We keep telling creationists that the problem with their theory is that it can't be used; since we have no way of knowing the nature of or timing of miracles, we can't use creation theory to predict experimental results. Global Warming theories, however, do predict results- mutually exclusive ones. But they have a better answer for this knock than the creationists: their theories predict that weather will become unpredictable; therefore, by getting it wrong they are actually fulfilling their predictions!

Coming soon, but not next, an in-depth look at the controversies of the last couple of years without my tongue in my cheek.

3 comments:

Steve Caldwell said...

Joel -- I don't know if we should focus on the freakishly cold and snowy winter weather in DC and ignore the freakishly warm and non-snowy winter weather in Vancouver that affecting the 2010 Winter Olympics.

http://www.vancouversun.com/technology/Weekend+forecast+gloomy+slushy+Cypress+events/2549876/story.html

One can always find a statistical outlier that appears to refute a long-term trend.

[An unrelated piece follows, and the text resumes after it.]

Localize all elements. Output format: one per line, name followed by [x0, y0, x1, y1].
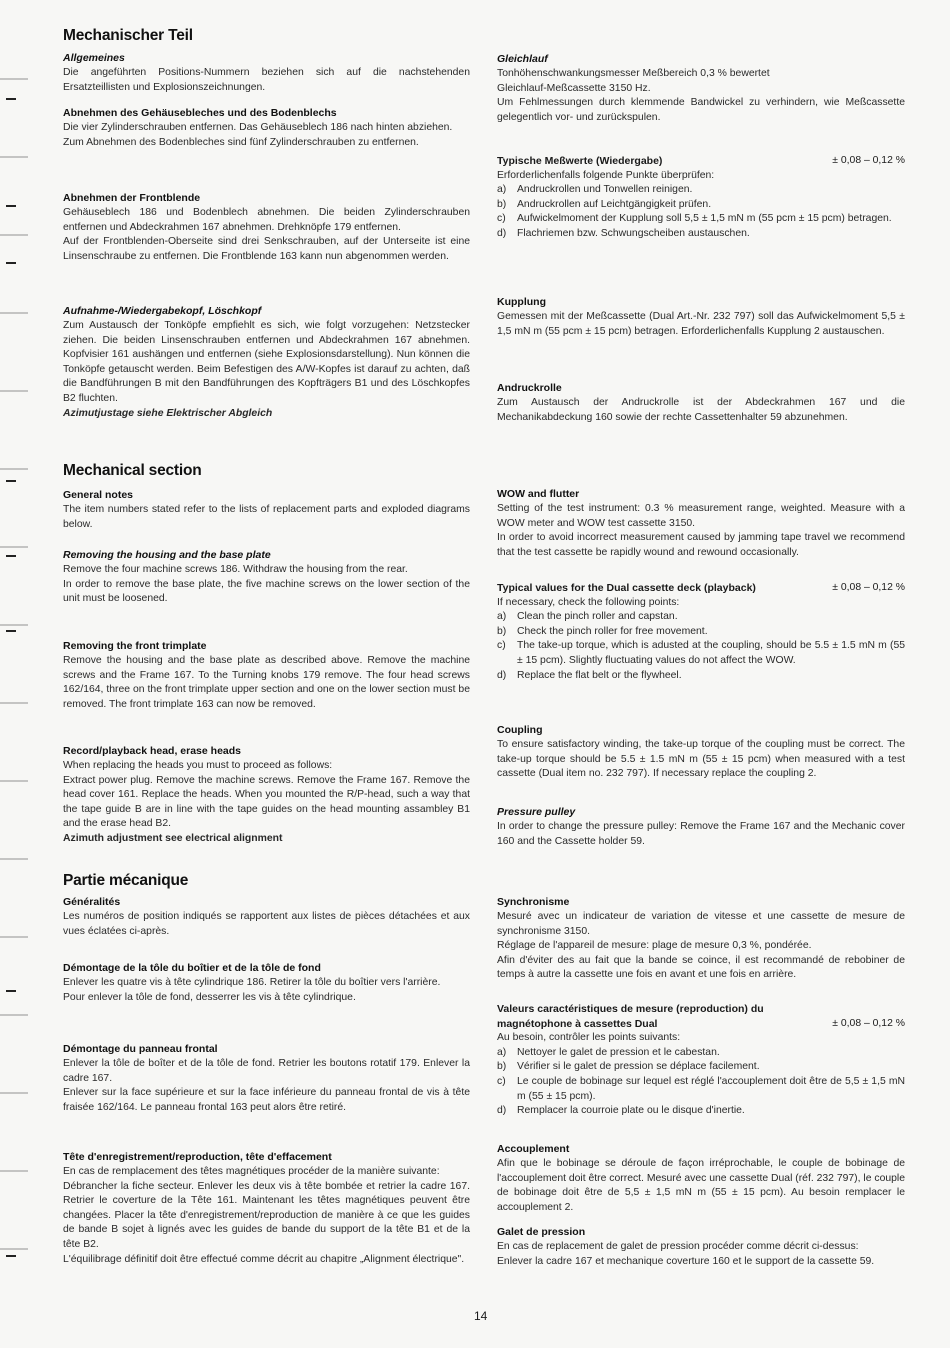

Instead of focusing on Al Gore's comments, I would suggest looking at the peer-reviewed scientific literature in its totality and what this says about climate change and increased CO2 levels:

http://en.wikipedia.org/wiki/Scientific_opinion_on_climate_change

Joel Monka said...

It is fair for one side to use freakish occurrences when the other side had also used freakish occurrences to make predictions- especially specific predictions, such as the number of and intensity of hurricanes to come, or the lack of snow causing agriculture failures.

As to the CO2, did you look at the link I referred to, with its links to peer reviewed articles about CO2? You don't actually even need those articles, though; look at the graphs in Al's book and you can see yourself that more often than not the rise in CO2 follows the rise in temperature. To most laymen, the claim that A causes B would imply that A occurred before B. Now there may well be some mechanism that reverses the logical order, but if so, no one has put it forward.

As to the scientific consensus, there's an underlying assumption to peer reviews that may not be valid here: the assumption that the data being reviewed is accurate. Those tens of thousands of "scientists"* didn't do original research; they merely checked the math. If the numbers are wrong, the answers will be wrong, even if everyone agrees the formula is correct. This is something I will be dealing with in my longer, more serious look.

*Only a very tiny minority of the scientists in the consensus are meteorologists or climatologists. A scientist operating outside of his or her specialty is merely an educated layman, and can't be taken as an authority. Witness how Nobel Prize winning inventor of the transistor Dr. Shockley "proved" mathematically that blacks are mentally inferior to whites.

Anonymous said...

Thanks for your thoughts Joel. I too have issues with the supposed "science" of "climate change".

And seriously? Wikipedia? Surely one could spend a minute or two and find something that wasn't put together by a few people who likely wouldn't even recognize decent research if it whacked them on the head.